Ce n’est pas tant la définition qui pose problème mais plutôt l’analyse du leadership et la réponse à deux questions fondamentales :
- Comment devient-on leader ?
- Comment caractériser les leaders ?
La deuxième question pousse à établir des typologies parfois utilisées sans analyse. Nous orienterons donc notre article sur celles-ci pour tenter d’expliquer ce qui a conduit certains auteurs à produire ces typologies.
Nous pouvons partir d’une définition qui semble acquise, suivant les travaux de l’université d’Harvard : « Capacité d’orienter et de mobiliser durablement un groupe d’individus vers l’accomplissement de buts précis ». Cette définition basique ne permet pas de faire état des nombreux travaux sur le sujet, qui s’inscrivent souvent dans une perspective historique et scientifique, avec des apports des différents courants d’analyse du management et des organisations. Ainsi, la première approche a cherché à montrer que le leader rassemblait un ensemble de traits de personnalités (1). Cette approche par les traits (1.1), ancienne, est prolongée par des travaux récents qui l’implémentent de facteurs déterminants expliquant la trajectoire des leaders (1.2). Se sont ensuite succédées différentes approches scientifiques assez marquées (2), principalement les théories comportementales (2.1) et les approches par les styles (2.2). Plus récemment, trois approches majeures multidimensionnelles ont semblé se détacher (3) ; il s’agit de la théorie du leader charismatique et du leader transformationnel (3.1) et enfin de la prise en compte de l’environnement à travers les approches contingentes du leadership (3.2).

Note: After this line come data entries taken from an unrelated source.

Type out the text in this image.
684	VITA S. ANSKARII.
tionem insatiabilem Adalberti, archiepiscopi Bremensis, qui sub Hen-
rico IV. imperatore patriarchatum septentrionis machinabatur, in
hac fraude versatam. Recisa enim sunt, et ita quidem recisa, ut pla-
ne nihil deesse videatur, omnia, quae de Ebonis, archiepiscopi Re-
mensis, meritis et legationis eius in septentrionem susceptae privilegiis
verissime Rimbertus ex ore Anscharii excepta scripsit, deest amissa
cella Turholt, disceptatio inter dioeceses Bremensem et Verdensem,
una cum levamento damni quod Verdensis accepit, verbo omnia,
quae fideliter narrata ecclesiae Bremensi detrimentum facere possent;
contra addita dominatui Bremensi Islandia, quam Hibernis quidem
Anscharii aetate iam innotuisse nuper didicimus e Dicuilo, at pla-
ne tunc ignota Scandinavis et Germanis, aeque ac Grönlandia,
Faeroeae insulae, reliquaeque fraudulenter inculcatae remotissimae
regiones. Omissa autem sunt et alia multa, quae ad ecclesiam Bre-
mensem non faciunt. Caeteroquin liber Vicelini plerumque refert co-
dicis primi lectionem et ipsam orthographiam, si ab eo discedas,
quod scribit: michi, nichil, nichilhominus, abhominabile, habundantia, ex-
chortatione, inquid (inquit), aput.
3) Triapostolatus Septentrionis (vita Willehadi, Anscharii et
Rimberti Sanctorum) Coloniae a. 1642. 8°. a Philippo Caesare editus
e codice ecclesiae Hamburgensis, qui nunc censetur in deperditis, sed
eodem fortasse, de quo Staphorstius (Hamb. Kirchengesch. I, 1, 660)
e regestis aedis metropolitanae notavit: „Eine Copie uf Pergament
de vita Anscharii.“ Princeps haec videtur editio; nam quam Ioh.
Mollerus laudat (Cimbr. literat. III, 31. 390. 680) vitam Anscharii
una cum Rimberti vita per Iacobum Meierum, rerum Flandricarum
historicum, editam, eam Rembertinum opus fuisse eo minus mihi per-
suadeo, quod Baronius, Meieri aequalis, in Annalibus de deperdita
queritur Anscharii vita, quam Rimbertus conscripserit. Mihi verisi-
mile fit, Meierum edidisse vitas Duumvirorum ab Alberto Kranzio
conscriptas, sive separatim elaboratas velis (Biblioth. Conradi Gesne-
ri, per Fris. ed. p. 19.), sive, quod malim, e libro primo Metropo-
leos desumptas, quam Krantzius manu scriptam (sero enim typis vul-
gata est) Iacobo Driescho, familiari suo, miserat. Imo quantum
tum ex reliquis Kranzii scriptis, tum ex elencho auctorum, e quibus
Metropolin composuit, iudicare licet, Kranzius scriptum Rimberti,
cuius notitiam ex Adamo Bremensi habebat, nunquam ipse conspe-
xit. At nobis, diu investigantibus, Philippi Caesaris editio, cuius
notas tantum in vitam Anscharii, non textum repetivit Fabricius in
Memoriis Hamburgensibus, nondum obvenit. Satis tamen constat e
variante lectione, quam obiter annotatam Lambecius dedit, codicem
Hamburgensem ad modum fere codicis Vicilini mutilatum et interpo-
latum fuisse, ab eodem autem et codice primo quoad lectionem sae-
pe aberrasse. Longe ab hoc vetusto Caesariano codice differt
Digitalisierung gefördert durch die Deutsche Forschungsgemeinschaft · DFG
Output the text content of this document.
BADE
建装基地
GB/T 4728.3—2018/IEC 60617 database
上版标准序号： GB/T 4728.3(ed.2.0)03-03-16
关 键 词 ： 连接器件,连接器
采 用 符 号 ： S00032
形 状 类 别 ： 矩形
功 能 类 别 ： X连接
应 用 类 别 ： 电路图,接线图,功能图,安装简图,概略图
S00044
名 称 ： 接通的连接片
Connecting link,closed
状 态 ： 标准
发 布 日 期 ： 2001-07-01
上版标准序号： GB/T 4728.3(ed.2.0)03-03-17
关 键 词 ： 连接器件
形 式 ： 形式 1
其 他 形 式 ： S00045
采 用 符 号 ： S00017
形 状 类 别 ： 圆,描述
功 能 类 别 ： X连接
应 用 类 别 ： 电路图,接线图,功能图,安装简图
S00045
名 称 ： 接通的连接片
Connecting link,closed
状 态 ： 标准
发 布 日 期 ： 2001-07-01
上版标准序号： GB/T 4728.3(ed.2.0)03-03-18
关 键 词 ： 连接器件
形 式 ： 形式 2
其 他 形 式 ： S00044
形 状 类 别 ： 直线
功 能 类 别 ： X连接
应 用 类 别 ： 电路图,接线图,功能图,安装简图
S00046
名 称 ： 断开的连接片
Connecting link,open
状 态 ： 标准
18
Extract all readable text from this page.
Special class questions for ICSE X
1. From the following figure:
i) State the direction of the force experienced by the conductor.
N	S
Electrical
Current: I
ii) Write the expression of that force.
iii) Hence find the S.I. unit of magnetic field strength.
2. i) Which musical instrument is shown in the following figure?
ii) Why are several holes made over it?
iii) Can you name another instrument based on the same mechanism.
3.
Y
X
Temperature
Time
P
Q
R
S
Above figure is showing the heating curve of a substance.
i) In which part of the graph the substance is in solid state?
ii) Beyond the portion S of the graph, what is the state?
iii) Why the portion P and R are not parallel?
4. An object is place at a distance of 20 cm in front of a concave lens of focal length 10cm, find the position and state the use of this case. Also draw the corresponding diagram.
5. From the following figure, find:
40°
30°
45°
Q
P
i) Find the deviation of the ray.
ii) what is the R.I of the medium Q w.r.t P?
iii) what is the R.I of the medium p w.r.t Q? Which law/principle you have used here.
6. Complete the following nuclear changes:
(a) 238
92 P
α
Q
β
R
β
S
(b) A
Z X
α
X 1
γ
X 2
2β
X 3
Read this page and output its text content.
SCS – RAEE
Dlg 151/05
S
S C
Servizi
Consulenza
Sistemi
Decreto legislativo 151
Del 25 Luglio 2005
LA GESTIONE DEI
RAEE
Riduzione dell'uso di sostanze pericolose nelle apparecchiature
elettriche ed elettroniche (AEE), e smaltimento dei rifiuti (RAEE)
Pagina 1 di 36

1. Le leader, des traits de personnalité et des déterminants de trajectoire spécifiques ?
A partir d’un présupposé simple : le leader possèderait des traits caractéristiques ; on pourrait être tenté de lister « à la Prévert » ces traits. Mais cette approche, bien qu’ancienne, repose sur une véritable analyse qui se prolonge aujourd’hui et se complète de théories insistant sur certains facteurs permettant de faire émerger le leadership.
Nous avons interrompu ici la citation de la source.